Saç biçimlerinden sürecekleri ojenin rengine kadar karar verdi THY. Belirli bir kilonun üzerine çıktıklarında işten çıkarmakla tehdit etti. 250 gr fazlası olanı işe bile almadı. Velakin topuklu pabuçlular, ayakta nasıl durulacağını iyi bildiklerini gösterdiler. Hava iş kolunda çalışanların grev hakkının ortadan kaldırılması için verilmiş olan önerge daha Meclis’te tartışılmadan yükseltti sesini “uçan memeliler”. Düşük desibelli sesleri mücadelenin coşkusuyla inletti havalimanını. Ki o sesler, bir futbol takımını cezalandırmak için yalnızca kadınlara ve çocuklara maç seyretme izni verildiğinde de inletmişti stadı gönül bağı olan takımları için. Kadın sesi, kadın görüşü bir cezalandırma unsuruydu. Bedenlerinin her parçası üzerinde hak iddia eden işveren, şimdi de grev haklarına göz dikmişti. “Yaşasın onurlu mücadelemiz” diye bağırdılar bütün gün. 305 kişiyi işten çıkardığını ilan etti ben yaptım olducu THY.

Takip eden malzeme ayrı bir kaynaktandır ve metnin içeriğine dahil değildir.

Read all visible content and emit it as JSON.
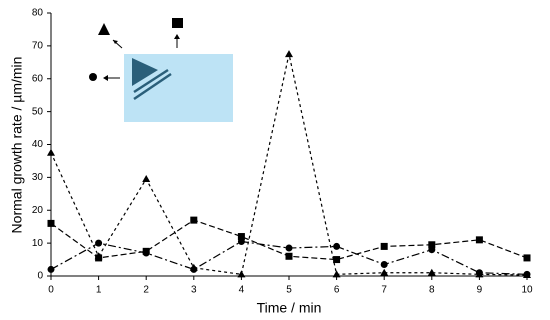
{
  "chart_data": {
    "type": "line",
    "x_label": "Time / min",
    "y_label": "Normal growth rate / µm/min",
    "x": [
      0,
      1,
      2,
      3,
      4,
      5,
      6,
      7,
      8,
      9,
      10
    ],
    "xlim": [
      0,
      10
    ],
    "xticks": [
      0,
      1,
      2,
      3,
      4,
      5,
      6,
      7,
      8,
      9,
      10
    ],
    "ylim": [
      0,
      80
    ],
    "yticks": [
      0,
      10,
      20,
      30,
      40,
      50,
      60,
      70,
      80
    ],
    "grid": false,
    "series": [
      {
        "color": "#000000",
        "marker": "triangle",
        "dash": "3,3",
        "values": [
          37.5,
          6,
          29.5,
          2.5,
          0.5,
          67.5,
          0.5,
          1,
          1,
          0.5,
          0.3
        ]
      },
      {
        "color": "#000000",
        "marker": "square",
        "dash": "6,3",
        "values": [
          16,
          5.5,
          7.5,
          17,
          12,
          6,
          5,
          9,
          9.5,
          11,
          5.5
        ]
      },
      {
        "color": "#000000",
        "marker": "circle",
        "dash": "8,3,2,3",
        "values": [
          2,
          10,
          7,
          2,
          10.5,
          8.5,
          9,
          3.5,
          8,
          1,
          0.5
        ]
      }
    ]
  }
}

12 Eylül referandumunda memura toplu sözleşme hakkının yetmez ama evetçileri muktedirle kol kola gezerken, memur sendikasının önerdiği akademisyenin oyuyla verildi 4+4 zam kararı. Reel ücret kaybı yüzde 35’in üzerindeydi ama olsun. “Erkek” sendika “iki cılız sesli kadın” kadar olamamış mıydı yoksa? Amfibik yaşam memelilere uygun değildi. “Orta yolcu”luk her zaman prim yapmıyordu demek ki.
Kürtaj ve sezaryen yasağı, kadın bedenine uzatırken uzun tırnaklı, kara, kıllı bir örümceğe benzeyen cellat ellerini, kadın merhamet değil, özgürlük talep etti. Elini bedenimden çek! Bedenlerinin çitlenmesine izin vermeyenler, ruhlarının, zihinlerinin ve haklarının gasp edilmesine de izin vermeyeceklerdi elbette. Sarılıp kendi gövdelerine sımsıkı doğurdular yeniden kendilerini ve söke söke aldılar grev haklarını “dik memeliler”.